Sprawl and loss of focus are another risk. Take the SEAT brand, for instance, which lost 225m last year. What is it for Mr Winterkorn describes it as VW’s “sporty, design-oriented” brand for young people. But how does SEAT’s new Toledo, which VW describes as “a practical, top-quality and affordable car for the whole family”, fit that image If VW already has one brand too many, SEAT is it.
An earlier growth spurt, during Mr Piech’s time as chief executive, led to VW’s brands churning out lots of competing models while overlooking popular new trends, such as the “compact multipurpose vehicle” pioneered by Renault with its Scenic. Upper-end Volkswagens and Skodas are now competing with lower-end Audis. SEATs, Skodas and VWs have different images but much in common under the hood. Relying on buyers’ brand loyalty has worked so far, but for how long Procter & Gamble, which is to toiletries what VW is to cars, stumbled after “taking on every competitor in every category in every region of the world at once,” as an analyst put it in The Economistlast week.
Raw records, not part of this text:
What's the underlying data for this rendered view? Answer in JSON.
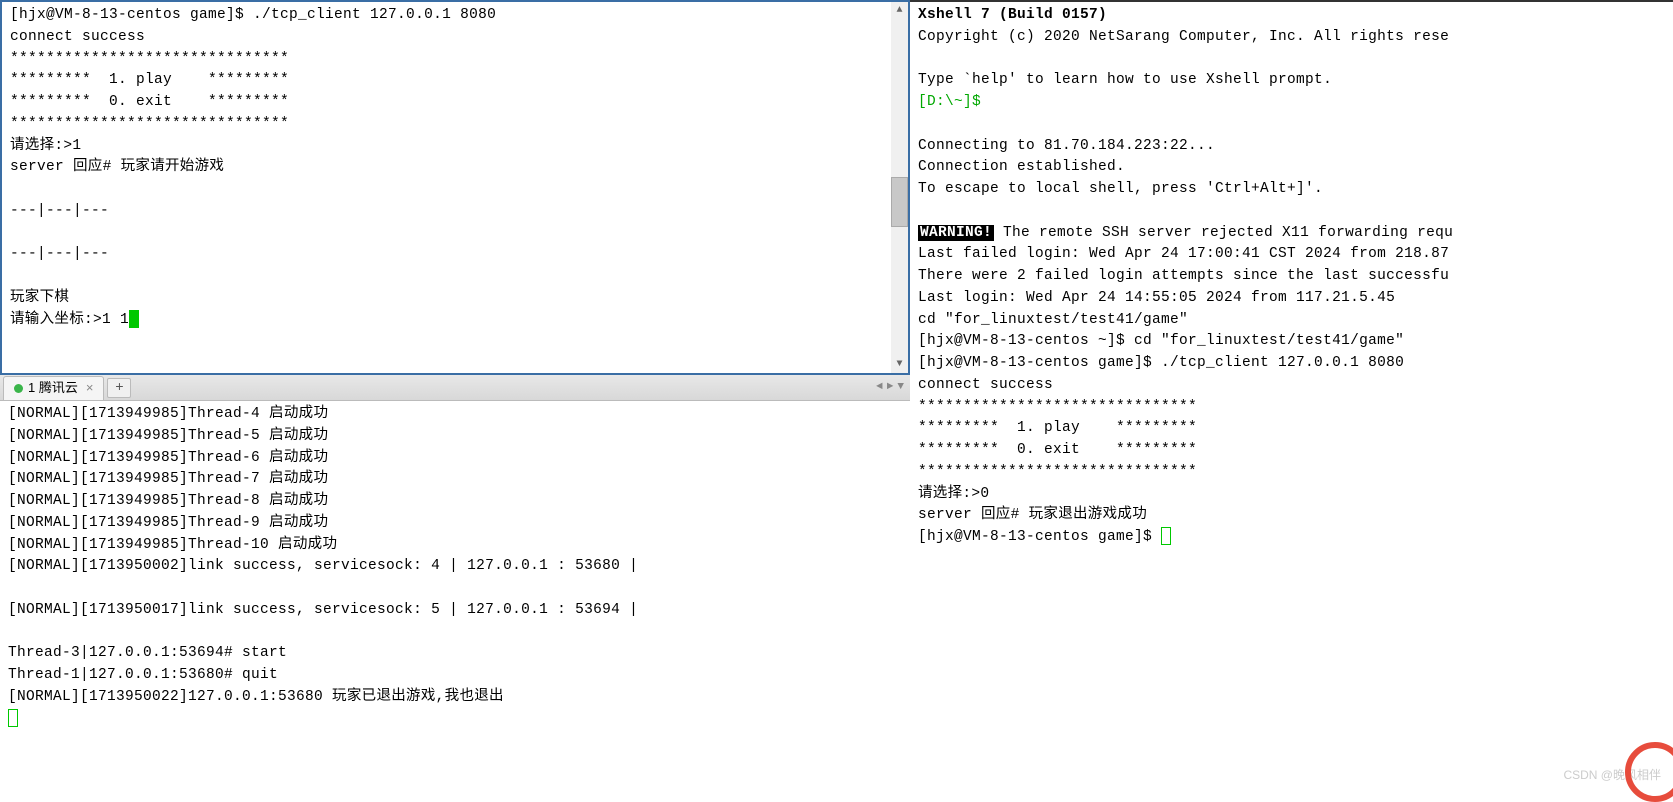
{
  "topLeft": {
    "lines": [
      "[hjx@VM-8-13-centos game]$ ./tcp_client 127.0.0.1 8080",
      "connect success",
      "*******************************",
      "*********  1. play    *********",
      "*********  0. exit    *********",
      "*******************************",
      "请选择:>1",
      "server 回应# 玩家请开始游戏",
      "",
      "---|---|---",
      "",
      "---|---|---",
      "",
      "玩家下棋",
      "请输入坐标:>1 1"
    ],
    "cursor": true
  },
  "tabBar": {
    "activeTab": "1 腾讯云",
    "addLabel": "+"
  },
  "bottomLeft": {
    "lines": [
      "[NORMAL][1713949985]Thread-4 启动成功",
      "[NORMAL][1713949985]Thread-5 启动成功",
      "[NORMAL][1713949985]Thread-6 启动成功",
      "[NORMAL][1713949985]Thread-7 启动成功",
      "[NORMAL][1713949985]Thread-8 启动成功",
      "[NORMAL][1713949985]Thread-9 启动成功",
      "[NORMAL][1713949985]Thread-10 启动成功",
      "[NORMAL][1713950002]link success, servicesock: 4 | 127.0.0.1 : 53680 |",
      "",
      "[NORMAL][1713950017]link success, servicesock: 5 | 127.0.0.1 : 53694 |",
      "",
      "Thread-3|127.0.0.1:53694# start",
      "Thread-1|127.0.0.1:53680# quit",
      "[NORMAL][1713950022]127.0.0.1:53680 玩家已退出游戏,我也退出"
    ],
    "cursor": true
  },
  "right": {
    "titleLine": "Xshell 7 (Build 0157)",
    "copyright": "Copyright (c) 2020 NetSarang Computer, Inc. All rights rese",
    "helpLine": "Type `help' to learn how to use Xshell prompt.",
    "promptLocal": "[D:\\~]$",
    "connecting": "Connecting to 81.70.184.223:22...",
    "established": "Connection established.",
    "escape": "To escape to local shell, press 'Ctrl+Alt+]'.",
    "warningLabel": "WARNING!",
    "warningText": " The remote SSH server rejected X11 forwarding requ",
    "lastFailed": "Last failed login: Wed Apr 24 17:00:41 CST 2024 from 218.87",
    "failedAttempts": "There were 2 failed login attempts since the last successfu",
    "lastLogin": "Last login: Wed Apr 24 14:55:05 2024 from 117.21.5.45",
    "cdEcho": "cd \"for_linuxtest/test41/game\"",
    "cdCmd": "[hjx@VM-8-13-centos ~]$ cd \"for_linuxtest/test41/game\"",
    "runCmd": "[hjx@VM-8-13-centos game]$ ./tcp_client 127.0.0.1 8080",
    "connectSuccess": "connect success",
    "stars1": "*******************************",
    "menuPlay": "*********  1. play    *********",
    "menuExit": "*********  0. exit    *********",
    "stars2": "*******************************",
    "choice": "请选择:>0",
    "serverResp": "server 回应# 玩家退出游戏成功",
    "finalPrompt": "[hjx@VM-8-13-centos game]$ "
  },
  "watermark": "CSDN @晚风相伴"
}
That seems to be what VW is doing now.
VW is so big in China that it would be vulnerable to a downturn there. Likewise in Brazil, where its Chinese rivals are starting to encroach. And VW has a closer challenger in its rear-view mirror Hyundai-Kia, which is pushing upmarket while continuing to churn out small, good-value motors. It has around half of its home market in South Korea, is ahead of VW with a 9% share in America and is making inroads in Europe and emerging markets. And unlike VW, it does not have a profusion of brands to support.
If the euro falls apart, VW’s German factories will suddenly find their costs denominated in expensive Deutschmarks. That cosy relationship with Lower Saxony (whose blocking stake the European Commission is seeking to remove) might become a burden if VW needed to make swift cuts to maintain profitability. If circumstances require a change of direction, the monoculture at the top of VW may react slowly. With so many executives close to retirement—Mr Piech is 75 and Mr Winterkorn 65—succession is another worry.
However, such problems are hypothetical. As VW drives relentlessly towards world domination, Bernstein’s Mr Warburton says that Mr Piech “will go down in history as an automotive legend, in the same class as Gottlieb Daimler, Henry Ford and Kiichiro Toyoda.”